Semi-structured data is not structured by a formal data model, like those used in databases, but provides other means of describing the data and hierarchies. Semi-structured data often uses tags or other data markers in what is sometimes knows as self-describing structure.
Small data is about harnessing even small amounts of data, like that contained in a customer survey, to achieve actionable results. It generally refers to data sizes small enough that a human could comprehend and analyze it.
Structured data is highly organized and generally organized into rows and columns making it easy to search and manipulate.
A terabyte is a measure of data that is represented by a 1 followed by 12 zeros. Terabyte hard drives can now be commonly found in home and work computers, or accessed via the cloud. To put it in context, a terabyte can store about 300 hours of high-definition video.
Text analytics is the use of statistical, linguistic, and machine learning techniques on text-based data to derive meaning, extract concepts, or unlock insights. Text analytics is generally performed on natural language text like that contained in documents, transcripts, web postings, commentary, or forms. It can be useful for the summarization, discovery, or classification of content.
Transactional data is data that is derived from specific events like financial purchases, invoices, payments, and shipping data. It generally includes a timestamp and supports the daily operations of an organization.
Unstructured data has no pre-defined structure—for example, notes from a meeting. According to some estimates, unstructured information might account for more than 70 percent to 80 percent of all data in an organization.
Variety, one of the four Vs defining data innovation, represents the various kinds of data often from different sources that are combined and analyzed to produce insights. The variety of types of data that today are being processed in applications can include textual databases, transaction data, streaming data, images, audio, and video.

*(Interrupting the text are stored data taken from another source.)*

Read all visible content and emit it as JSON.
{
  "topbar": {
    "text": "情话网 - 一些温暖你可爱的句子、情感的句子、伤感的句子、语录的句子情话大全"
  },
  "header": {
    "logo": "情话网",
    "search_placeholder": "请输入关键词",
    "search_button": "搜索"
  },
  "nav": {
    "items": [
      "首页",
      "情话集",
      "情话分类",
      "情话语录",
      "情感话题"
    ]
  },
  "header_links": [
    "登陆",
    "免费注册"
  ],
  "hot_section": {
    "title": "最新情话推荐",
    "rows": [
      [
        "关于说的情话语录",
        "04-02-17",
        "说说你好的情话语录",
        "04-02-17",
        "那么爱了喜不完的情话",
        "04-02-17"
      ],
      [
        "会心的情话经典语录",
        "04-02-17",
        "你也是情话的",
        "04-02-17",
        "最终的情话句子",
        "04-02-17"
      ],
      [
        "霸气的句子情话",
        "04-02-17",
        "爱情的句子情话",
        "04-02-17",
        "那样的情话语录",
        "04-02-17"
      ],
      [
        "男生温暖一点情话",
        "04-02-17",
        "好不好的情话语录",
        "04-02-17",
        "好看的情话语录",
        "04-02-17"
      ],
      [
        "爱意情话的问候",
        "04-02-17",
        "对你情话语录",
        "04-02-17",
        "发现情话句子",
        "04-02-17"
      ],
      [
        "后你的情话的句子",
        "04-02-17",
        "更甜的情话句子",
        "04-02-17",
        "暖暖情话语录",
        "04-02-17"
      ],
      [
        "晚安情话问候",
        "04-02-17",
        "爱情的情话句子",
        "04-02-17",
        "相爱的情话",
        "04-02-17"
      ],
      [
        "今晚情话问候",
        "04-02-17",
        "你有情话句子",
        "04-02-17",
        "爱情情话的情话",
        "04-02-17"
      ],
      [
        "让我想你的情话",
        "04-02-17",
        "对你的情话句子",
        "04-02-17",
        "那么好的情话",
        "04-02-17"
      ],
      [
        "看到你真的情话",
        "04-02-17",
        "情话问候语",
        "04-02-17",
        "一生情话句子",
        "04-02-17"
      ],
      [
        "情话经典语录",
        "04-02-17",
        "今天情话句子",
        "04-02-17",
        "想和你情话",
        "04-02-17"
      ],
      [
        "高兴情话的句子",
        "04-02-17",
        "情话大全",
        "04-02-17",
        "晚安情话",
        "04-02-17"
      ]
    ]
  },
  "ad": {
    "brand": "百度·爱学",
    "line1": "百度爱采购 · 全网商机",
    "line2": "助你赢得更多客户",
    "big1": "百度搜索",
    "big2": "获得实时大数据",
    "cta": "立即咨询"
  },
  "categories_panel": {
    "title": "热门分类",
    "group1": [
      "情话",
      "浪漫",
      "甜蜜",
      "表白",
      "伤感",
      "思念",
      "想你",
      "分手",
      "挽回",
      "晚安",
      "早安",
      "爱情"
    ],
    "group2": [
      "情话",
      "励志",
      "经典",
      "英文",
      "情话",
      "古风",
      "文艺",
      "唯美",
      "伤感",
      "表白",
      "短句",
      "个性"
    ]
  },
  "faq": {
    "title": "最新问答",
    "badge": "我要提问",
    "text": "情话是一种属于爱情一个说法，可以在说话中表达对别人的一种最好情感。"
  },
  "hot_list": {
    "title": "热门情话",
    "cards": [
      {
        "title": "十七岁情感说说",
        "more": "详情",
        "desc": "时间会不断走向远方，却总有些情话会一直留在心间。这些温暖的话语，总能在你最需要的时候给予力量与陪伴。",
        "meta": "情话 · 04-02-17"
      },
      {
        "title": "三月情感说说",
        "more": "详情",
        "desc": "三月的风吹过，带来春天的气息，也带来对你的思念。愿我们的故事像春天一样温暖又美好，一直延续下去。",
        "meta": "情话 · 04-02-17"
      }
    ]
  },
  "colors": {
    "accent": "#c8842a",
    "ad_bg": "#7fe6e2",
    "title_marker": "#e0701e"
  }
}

Velocity, one of the four Vs defining data innovation, is the speed at which the data is created, stored, analyzed, and visualized. For example, large data warehouses may receive billions of rows of new information each day. Time-sensitive data must be used as it is streamed in order to maximize its value.
Veracity, one of the four Vs defining data innovation, is used to signify the accuracy, certainty, and precision of the data.
Volume, one of the four Vs defining data innovation, refers to the amount of data processed — ranging from megabytes to brontobytes.
A yottabyte is a very large measure of data storage that is represented by 1 followed by 24 zeros. To put it in context, a yottabyte represents that amount of data stored on 250 trillion DVD’s.